A map of activity of the visual cortex synapses activated by displaying the animal to a series of visual stimuli. The color gradation reflects the degree of activity of these synapses in the visual cortex (Area V1, Layer IV). Kind courtesy of the authors.
“The winning idea at the base of our study was to color the interior of the synaptic vesicles as they release the neurotransmitter. In this way the communicating circuits become visible with a color intensity that reflects the level of activity of the synaptic circuit” explains Professor Malgaroli.

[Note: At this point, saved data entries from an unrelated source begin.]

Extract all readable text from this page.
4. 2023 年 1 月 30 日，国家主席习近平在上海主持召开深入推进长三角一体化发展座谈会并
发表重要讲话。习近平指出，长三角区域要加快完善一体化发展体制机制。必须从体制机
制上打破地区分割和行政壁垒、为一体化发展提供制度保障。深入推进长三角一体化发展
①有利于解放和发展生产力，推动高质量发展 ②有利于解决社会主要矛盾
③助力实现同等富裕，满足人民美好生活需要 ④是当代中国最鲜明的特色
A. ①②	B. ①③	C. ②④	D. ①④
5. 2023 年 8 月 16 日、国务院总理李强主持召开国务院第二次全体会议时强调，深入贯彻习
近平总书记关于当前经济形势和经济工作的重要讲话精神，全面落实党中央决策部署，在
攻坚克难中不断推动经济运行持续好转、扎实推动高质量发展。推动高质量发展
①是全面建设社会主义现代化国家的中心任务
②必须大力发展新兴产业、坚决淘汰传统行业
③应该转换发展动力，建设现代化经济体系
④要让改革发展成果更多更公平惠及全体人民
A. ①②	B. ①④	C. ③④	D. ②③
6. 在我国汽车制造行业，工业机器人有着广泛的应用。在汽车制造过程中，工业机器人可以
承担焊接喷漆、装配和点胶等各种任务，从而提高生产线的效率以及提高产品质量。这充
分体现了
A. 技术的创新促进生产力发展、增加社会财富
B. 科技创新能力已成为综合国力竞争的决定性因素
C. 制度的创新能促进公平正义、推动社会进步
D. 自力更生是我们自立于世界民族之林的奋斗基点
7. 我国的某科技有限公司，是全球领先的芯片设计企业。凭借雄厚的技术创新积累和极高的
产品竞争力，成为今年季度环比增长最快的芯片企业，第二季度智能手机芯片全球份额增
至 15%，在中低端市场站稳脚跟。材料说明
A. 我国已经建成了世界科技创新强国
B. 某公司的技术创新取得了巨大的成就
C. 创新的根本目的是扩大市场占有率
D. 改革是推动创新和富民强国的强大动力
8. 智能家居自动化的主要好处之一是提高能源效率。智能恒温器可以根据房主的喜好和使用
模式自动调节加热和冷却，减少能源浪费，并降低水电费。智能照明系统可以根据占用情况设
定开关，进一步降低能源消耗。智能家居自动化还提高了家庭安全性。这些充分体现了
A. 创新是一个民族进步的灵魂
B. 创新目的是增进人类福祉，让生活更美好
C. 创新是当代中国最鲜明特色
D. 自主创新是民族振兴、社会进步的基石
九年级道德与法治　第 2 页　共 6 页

To achieve this goal, the researchers artificially designed a molecule called SynaptoZip, by engineering a protein that is normally integrated in the membrane of synaptic vesicles. At the time of the electrical signal and the release of the neurotransmitter, if a fluorescent tracer (created by the researchers) is present outside the synapse, it is captured in an extremely effective way by SynaptoZip, thus “illuminating” the active synapse. “Although this powerful method is still not applicable to humans, we believe that its future applications are very important and will bring great progress in neuroscience”.